You’ve heard of the buggy whip makers?
http://en.wikipedia.org/wiki/Marketing_myopia
Buggy-whip makers didn’t have the economic and political power that oil companies do.
Exxon alone has revenue comparable to the GDP of the tenth largest country in the world.
Companies that provided whale oil were also large. Companies that provided coal-based home heating were also large. It doesn’t matter how big you are if consumers aren’t buying your product, and there is only so much that economic and political power can do to ensure that consumers buy your product.
Customers will only stop buying their product after focus fusion attains wide usage. I’m not going to underestimate the oil companies’ abilities to (1) propagandize the public about scary nuclear technology, no matter how benign it actually is, and (2) get oppressive regulations enacted.
Aside from that, as I just posted in another thread, I think keeping hydrocarbons is the easiest solution, and a good one as long as we’re getting them from CO2. Why swap out an entire infrastructure and vehicle fleet if we don’t have to?
Burning hydrocarbons produce their own problems, even if the source of those hydrocarbons is carbon-neutral. Soot, NOx, even unburned vapour are all not-great-things health-wise.
Also, if we get FF, then the possibility of relatively compact generation makes the current existence of a liquid fuel distribution system rather moot, as your source of motive power can be located anywhere, without any need to hook into a larger distribution system. (Indeed, the military may be the first to go largely electric, as it is far cheaper to plop down a shipping-container-sized FF generator than ship in tons of fuel or build a hydrocarbon generator that requires a lot of water.)
For vehicles large enough to carry their own FF reactor, it’d be crazy not to just do that.
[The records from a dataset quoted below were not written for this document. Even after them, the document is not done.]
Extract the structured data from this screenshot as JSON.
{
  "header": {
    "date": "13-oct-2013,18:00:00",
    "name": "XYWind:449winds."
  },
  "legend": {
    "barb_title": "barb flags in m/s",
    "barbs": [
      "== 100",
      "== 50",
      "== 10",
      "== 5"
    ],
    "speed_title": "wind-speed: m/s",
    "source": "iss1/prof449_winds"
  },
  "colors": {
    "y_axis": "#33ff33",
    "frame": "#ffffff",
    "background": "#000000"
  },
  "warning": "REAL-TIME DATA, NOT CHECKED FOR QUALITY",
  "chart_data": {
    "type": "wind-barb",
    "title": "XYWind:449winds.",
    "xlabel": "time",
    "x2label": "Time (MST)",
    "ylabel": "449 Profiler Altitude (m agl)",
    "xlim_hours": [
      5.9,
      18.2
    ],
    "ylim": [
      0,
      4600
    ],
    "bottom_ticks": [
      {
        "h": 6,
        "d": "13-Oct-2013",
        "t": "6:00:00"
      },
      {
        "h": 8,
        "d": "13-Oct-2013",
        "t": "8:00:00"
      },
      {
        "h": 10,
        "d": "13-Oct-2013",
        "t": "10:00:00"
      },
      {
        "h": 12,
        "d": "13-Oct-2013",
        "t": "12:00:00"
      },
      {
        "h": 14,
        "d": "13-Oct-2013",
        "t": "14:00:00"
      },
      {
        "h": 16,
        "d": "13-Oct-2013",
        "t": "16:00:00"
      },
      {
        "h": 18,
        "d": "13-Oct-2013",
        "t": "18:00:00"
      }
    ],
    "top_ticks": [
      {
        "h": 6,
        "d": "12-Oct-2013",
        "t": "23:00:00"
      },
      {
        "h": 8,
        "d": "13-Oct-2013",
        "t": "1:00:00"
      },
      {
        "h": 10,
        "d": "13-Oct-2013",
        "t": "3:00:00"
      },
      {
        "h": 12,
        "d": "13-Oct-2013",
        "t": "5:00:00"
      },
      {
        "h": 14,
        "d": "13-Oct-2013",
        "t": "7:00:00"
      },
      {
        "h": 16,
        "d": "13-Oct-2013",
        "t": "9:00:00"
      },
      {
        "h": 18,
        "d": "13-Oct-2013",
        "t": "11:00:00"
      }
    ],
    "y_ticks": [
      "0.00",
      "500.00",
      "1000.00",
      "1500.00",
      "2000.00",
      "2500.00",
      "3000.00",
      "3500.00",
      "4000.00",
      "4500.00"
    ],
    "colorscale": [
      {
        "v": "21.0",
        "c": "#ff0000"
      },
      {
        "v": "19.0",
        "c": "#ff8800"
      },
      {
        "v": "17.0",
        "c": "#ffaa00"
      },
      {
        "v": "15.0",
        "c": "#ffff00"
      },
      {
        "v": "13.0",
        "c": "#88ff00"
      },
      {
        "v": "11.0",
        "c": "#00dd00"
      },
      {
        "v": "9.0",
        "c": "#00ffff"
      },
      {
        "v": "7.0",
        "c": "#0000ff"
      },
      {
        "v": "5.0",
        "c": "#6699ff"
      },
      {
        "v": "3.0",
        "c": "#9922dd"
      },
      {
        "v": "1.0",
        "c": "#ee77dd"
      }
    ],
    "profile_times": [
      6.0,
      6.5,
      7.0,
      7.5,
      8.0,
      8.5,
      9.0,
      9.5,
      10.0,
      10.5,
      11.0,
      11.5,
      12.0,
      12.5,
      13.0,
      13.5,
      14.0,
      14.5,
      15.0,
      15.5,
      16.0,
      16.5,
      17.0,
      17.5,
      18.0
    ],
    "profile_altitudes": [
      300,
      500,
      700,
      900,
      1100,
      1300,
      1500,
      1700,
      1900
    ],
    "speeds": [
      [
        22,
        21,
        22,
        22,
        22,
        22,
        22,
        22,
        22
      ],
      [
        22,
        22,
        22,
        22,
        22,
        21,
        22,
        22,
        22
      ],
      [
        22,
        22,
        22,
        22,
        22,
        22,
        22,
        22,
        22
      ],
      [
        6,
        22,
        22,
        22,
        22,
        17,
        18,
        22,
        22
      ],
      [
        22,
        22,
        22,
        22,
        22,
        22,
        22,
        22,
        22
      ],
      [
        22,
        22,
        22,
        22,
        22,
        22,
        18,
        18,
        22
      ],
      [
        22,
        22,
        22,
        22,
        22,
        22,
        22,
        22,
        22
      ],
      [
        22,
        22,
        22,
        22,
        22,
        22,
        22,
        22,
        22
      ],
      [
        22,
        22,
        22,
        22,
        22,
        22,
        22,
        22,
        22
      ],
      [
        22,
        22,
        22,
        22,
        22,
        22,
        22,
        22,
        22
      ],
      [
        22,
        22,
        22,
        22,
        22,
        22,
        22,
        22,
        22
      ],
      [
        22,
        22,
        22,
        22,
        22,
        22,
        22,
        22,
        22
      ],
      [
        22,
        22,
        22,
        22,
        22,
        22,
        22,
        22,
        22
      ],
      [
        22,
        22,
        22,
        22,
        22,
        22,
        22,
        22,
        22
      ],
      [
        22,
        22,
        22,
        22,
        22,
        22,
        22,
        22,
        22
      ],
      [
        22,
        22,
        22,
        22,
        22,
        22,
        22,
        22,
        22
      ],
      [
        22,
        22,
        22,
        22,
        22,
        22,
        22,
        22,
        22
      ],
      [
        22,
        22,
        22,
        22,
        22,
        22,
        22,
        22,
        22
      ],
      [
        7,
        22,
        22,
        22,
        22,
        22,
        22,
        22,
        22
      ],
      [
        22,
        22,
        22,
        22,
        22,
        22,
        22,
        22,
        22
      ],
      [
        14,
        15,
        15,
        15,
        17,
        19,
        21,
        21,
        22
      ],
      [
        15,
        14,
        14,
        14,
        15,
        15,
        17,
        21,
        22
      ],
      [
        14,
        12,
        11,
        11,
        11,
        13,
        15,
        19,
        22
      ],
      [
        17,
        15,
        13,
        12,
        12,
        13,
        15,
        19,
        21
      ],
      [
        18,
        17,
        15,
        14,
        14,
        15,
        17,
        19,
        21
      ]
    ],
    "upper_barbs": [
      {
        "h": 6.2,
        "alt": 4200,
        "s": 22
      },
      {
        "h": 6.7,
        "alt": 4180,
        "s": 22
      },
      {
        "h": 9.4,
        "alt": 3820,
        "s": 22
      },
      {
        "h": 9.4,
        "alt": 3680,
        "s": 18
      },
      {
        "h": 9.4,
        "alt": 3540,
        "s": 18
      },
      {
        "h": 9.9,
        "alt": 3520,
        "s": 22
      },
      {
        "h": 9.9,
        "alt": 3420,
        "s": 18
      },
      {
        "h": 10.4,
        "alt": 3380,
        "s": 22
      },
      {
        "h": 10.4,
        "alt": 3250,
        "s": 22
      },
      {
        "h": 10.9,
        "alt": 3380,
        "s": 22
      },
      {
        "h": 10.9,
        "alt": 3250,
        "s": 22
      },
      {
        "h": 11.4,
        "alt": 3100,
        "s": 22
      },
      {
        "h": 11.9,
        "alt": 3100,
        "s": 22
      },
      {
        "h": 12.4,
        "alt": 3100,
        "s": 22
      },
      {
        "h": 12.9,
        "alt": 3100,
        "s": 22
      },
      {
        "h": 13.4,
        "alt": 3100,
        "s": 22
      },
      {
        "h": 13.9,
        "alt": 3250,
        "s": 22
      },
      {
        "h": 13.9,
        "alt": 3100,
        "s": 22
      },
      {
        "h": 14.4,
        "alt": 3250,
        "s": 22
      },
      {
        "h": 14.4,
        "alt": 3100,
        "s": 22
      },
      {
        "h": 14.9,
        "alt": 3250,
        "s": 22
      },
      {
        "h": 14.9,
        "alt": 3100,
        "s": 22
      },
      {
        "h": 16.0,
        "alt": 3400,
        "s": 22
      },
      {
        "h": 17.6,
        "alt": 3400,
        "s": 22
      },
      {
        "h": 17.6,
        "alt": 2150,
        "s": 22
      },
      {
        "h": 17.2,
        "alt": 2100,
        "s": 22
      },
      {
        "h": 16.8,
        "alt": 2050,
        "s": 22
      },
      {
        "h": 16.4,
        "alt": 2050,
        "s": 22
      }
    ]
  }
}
Ships for sure, maybe trains and large aircraft.
For smaller vehicles, nothing yet beats the energy density and fast refueling of hydrocarbons. Even the military has to consider that, unless they know for sure their vehicles will only be out for short trips. If batteries get good enough, that might change….but I’ve gotten tired of holding my breath for that. (That said, there are some pretty interesting projects in the labs.)
Boron is another interesting possibility, described in Tom Blees’ book. Even better energy density than gasoline, but it only burns in pure oxygen, and at pretty high temperature. It’d be a technical challenge, but if you can get it to work, you’re emission-free…you just ship the solid oxidized boron back to the factory.
dennisp wrote: Customers will only stop buying their product after focus fusion attains wide usage. I’m not going to underestimate the oil companies’ abilities to (1) propagandize the public about scary nuclear technology, no matter how benign it actually is, and (2) get oppressive regulations enacted.
Aside from that, as I just posted in another thread, I think keeping hydrocarbons is the easiest solution, and a good one as long as we’re getting them from CO2. Why swap out an entire infrastructure and vehicle fleet if we don’t have to?
Lerner’s plan, as I understand it, is to make licenses to manufacture inexpensively and UNIVERSALLY available. This implodes all regulatory and national/regional barriers. Once some locales start to make/use FF, it will be suicidal, impossible, to resist matching them. A 10-50X energy cost advantage is that powerful.
How will Lerner’s company be able to collect license fees or royalties from its licensees, especially the ones overseas?